貴族に転生したけど追放されたのでスローライフを目指して自前のチートで無双します

guju

大進行21.5

「アルト様、貴方の意思は受け取りました。今より精霊王を一時的に露顕します」

イヴナはキウンに手をかざし詠唱をはじめる。

「我 生命神レナムの眷属なり 主なる生命神の力を拝借し 汝キウンに一時の生命を与える」

温かみのある太陽のような光を発した一筋の剣は、横たわっているキウンの心臓に突き刺さる。
肉を抉ることなく吸い込まれるかのように静かに突き刺さったその剣は、澄み切ったブルーの魔法陣をキウンの胸に展開し、そして消えた。

血に染ったキウンは、ゆっくりと起き上がる。

「主よ……すまない」

起き上がったキウンがまず一言目にアルトに謝罪をした。

「何故謝る」
「主に、迷惑をかけた。
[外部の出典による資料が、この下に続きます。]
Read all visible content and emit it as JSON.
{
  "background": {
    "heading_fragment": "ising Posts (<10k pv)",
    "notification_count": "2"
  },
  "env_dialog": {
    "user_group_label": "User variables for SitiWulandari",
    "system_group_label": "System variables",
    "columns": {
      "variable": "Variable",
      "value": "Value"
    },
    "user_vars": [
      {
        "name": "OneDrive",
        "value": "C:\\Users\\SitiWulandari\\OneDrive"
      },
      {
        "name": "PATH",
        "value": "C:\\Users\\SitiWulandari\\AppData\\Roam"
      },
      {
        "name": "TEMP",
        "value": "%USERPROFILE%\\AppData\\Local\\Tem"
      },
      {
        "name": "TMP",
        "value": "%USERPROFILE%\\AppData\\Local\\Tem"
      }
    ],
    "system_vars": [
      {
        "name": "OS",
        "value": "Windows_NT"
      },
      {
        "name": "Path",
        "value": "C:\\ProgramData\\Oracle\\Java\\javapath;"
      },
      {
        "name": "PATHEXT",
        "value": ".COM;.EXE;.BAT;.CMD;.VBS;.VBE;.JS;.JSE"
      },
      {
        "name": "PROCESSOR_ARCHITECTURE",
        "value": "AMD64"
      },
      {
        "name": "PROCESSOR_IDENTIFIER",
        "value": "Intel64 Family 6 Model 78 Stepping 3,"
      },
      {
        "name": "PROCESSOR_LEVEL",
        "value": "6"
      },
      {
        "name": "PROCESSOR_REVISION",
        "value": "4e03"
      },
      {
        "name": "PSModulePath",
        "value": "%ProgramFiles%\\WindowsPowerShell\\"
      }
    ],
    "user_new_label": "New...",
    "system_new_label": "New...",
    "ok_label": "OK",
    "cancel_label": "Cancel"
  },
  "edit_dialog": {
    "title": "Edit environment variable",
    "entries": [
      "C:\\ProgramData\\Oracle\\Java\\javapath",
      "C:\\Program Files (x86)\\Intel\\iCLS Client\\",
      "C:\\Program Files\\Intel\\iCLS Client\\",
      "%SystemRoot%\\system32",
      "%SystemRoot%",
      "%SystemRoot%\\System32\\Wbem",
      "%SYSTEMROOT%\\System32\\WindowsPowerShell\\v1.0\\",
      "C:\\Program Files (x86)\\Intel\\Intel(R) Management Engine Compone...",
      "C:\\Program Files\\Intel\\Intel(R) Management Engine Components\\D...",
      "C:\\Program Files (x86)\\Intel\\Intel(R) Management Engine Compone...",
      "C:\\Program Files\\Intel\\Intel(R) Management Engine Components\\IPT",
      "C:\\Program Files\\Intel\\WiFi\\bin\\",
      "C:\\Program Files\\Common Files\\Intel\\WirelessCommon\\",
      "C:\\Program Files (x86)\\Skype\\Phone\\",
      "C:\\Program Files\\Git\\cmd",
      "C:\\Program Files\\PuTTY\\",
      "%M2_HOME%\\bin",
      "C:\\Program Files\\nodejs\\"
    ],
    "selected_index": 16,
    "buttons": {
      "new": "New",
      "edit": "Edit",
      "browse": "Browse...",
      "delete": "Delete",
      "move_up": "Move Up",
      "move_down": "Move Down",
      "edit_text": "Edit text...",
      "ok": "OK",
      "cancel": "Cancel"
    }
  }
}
戦闘を止めてきたのだろう? 」

そういう事かと、アルトは納得する。
キウンは、自らの主の手を止めさせてしまった事に負い目を感じているのかと。

「そんな事か、気にするな。それよりも、奴はどうした? 」
「あれは、責任をもって我が止めた」

キウンの「あれ」という言い方に違和感を覚えた。
名前で呼ばずに、まるで物をさすかのように「あれ」と言ったのだ。

だが、少し暗い顔をしたキウンに無理には聞かない。
ちょうど別の話題があったのでそちらに話を逸らす。

「キウンは、どうしたい?」
「我は......」

キウンはアルトの目をじっと見つめる。一瞬もずらすこと無くただじっと。

数秒だった頃だろう。何故か長い時にアルトは感じられた。
キウンは口を開く。

「我は、主と共に歩もうぞ。我が仕えると決めた主だ」

イヴナは優しく微笑む。

「ようやくですね、精霊王」
「そうだな。イヴナよ」

キウンは、何度も代替わりをしているのだろう。その度にイヴナと合っていたのだ。

亜神にとって最上級とも言える選択肢ではないだろうか。
神になり、長い時を過ごすよりも、定めた主について行く。